In the diagram, \(ABCD\) is a rectangle. Points \(F\) and \(G\) are on \(DC\) (with \(F\) closer to \(D\)) such that \(DF=FG=GC\). Point \(E\) is the midpoint of \(AD\).
If the area of \(\triangle BEF\) is \(30\text{ cm}^2\), determine the area of rectangle \(ABCD\).
Let \(DF=FG=GC=y\). Then \(AB=DC=3y\) and \(FC=2y\).
Since \(E\) is the midpoint of \(AD\), let \(AE=ED=x\). Then \(AD=BC=2x\).

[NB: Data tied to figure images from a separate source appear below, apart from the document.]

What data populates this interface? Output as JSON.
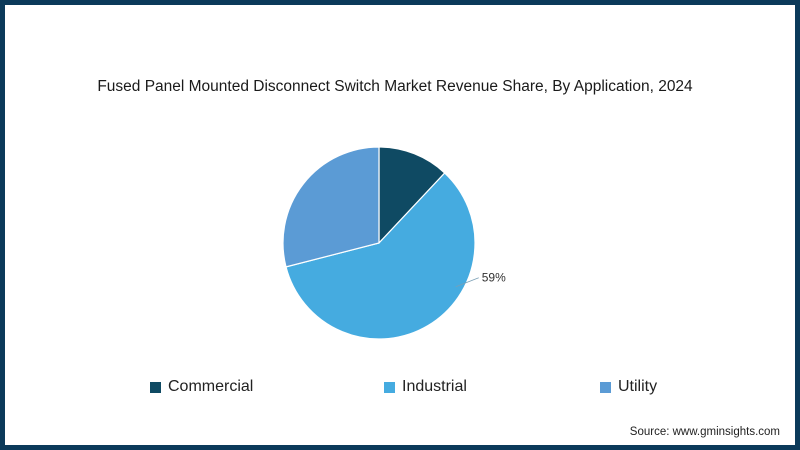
{
  "chart_data": {
    "type": "pie",
    "title": "Fused Panel Mounted Disconnect Switch Market Revenue Share, By Application, 2024",
    "slices": [
      {
        "name": "Commercial",
        "value": 12,
        "color": "#0f4a63",
        "label": ""
      },
      {
        "name": "Industrial",
        "value": 59,
        "color": "#45abe0",
        "label": "59%"
      },
      {
        "name": "Utility",
        "value": 29,
        "color": "#5b9bd5",
        "label": ""
      }
    ],
    "start_angle_deg": 0,
    "direction": "clockwise",
    "legend_position": "bottom"
  },
  "source_text": "Source: www.gminsights.com"
}
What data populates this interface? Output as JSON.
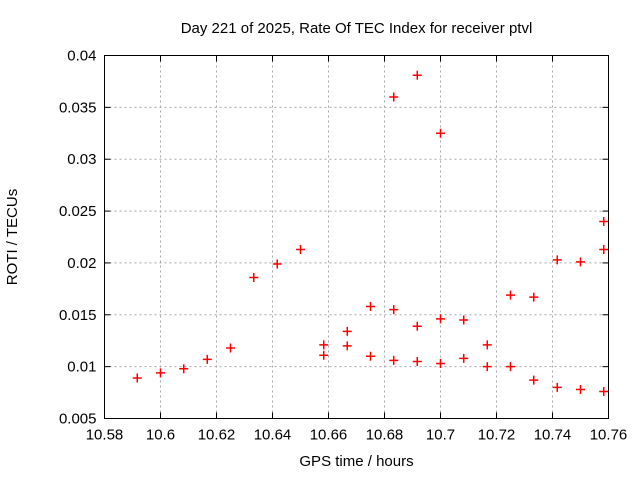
{
  "colors": {
    "background": "#ffffff",
    "axis": "#000000",
    "grid": "#a6a6a6",
    "marker": "#ff0000",
    "text": "#000000"
  },
  "chart_data": {
    "type": "scatter",
    "title": "Day 221 of 2025, Rate Of TEC Index for receiver ptvl",
    "xlabel": "GPS time / hours",
    "ylabel": "ROTI / TECUs",
    "xlim": [
      10.58,
      10.76
    ],
    "ylim": [
      0.005,
      0.04
    ],
    "xticks": [
      10.58,
      10.6,
      10.62,
      10.64,
      10.66,
      10.68,
      10.7,
      10.72,
      10.74,
      10.76
    ],
    "xtick_labels": [
      "10.58",
      "10.6",
      "10.62",
      "10.64",
      "10.66",
      "10.68",
      "10.7",
      "10.72",
      "10.74",
      "10.76"
    ],
    "yticks": [
      0.005,
      0.01,
      0.015,
      0.02,
      0.025,
      0.03,
      0.035,
      0.04
    ],
    "ytick_labels": [
      "0.005",
      "0.01",
      "0.015",
      "0.02",
      "0.025",
      "0.03",
      "0.035",
      "0.04"
    ],
    "grid": true,
    "legend": null,
    "marker": {
      "shape": "plus",
      "color": "#ff0000",
      "size": 9,
      "stroke_width": 1.5
    },
    "series": [
      {
        "name": "ROTI",
        "points": [
          [
            10.5917,
            0.0089
          ],
          [
            10.6,
            0.0094
          ],
          [
            10.6083,
            0.0098
          ],
          [
            10.6167,
            0.0107
          ],
          [
            10.625,
            0.0118
          ],
          [
            10.6333,
            0.0186
          ],
          [
            10.6417,
            0.0199
          ],
          [
            10.65,
            0.0213
          ],
          [
            10.6583,
            0.0121
          ],
          [
            10.6583,
            0.0111
          ],
          [
            10.6667,
            0.0134
          ],
          [
            10.6667,
            0.012
          ],
          [
            10.675,
            0.0158
          ],
          [
            10.675,
            0.011
          ],
          [
            10.6833,
            0.036
          ],
          [
            10.6833,
            0.0155
          ],
          [
            10.6833,
            0.0106
          ],
          [
            10.6917,
            0.0381
          ],
          [
            10.6917,
            0.0139
          ],
          [
            10.6917,
            0.0105
          ],
          [
            10.7,
            0.0325
          ],
          [
            10.7,
            0.0146
          ],
          [
            10.7,
            0.0103
          ],
          [
            10.7083,
            0.0145
          ],
          [
            10.7083,
            0.0108
          ],
          [
            10.7167,
            0.0121
          ],
          [
            10.7167,
            0.01
          ],
          [
            10.725,
            0.0169
          ],
          [
            10.725,
            0.01
          ],
          [
            10.7333,
            0.0167
          ],
          [
            10.7333,
            0.0087
          ],
          [
            10.7417,
            0.0203
          ],
          [
            10.7417,
            0.008
          ],
          [
            10.75,
            0.0201
          ],
          [
            10.75,
            0.0078
          ],
          [
            10.7583,
            0.024
          ],
          [
            10.7583,
            0.0213
          ],
          [
            10.7583,
            0.0076
          ]
        ]
      }
    ]
  }
}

We will formulate an equation connecting the areas of the four triangles inside the rectangle to the area of the entire rectangle. \[\begin{aligned} \text{Area }ABCD&=\text{Area }\triangle ABE+\text{Area }\triangle BCF+\text{Area }\triangle FDE+\text{Area }\triangle BEF\\ AD\times DC&=\frac{AE\times AB}{2} +\frac{BC\times FC}{2}+\ \frac{DF\times ED}{2}+ 30\\ (2x)(3y)&=\frac{x\times 3y}{2} + \frac{2x\times 2y}{2}+\frac{y\times x}{2} + 30\\ 6xy &=\frac{3xy}{2}+2xy+\frac{xy}{2}+30\\ 12xy&=3xy+4xy+xy+60\\ 4xy&=60\\ xy&=15\end{aligned}\]
Therefore, the area of rectangle \(ABCD\) is \(AD\times DC = (2x)(3y) = 6xy=6(15)=90\text{ cm}^2\).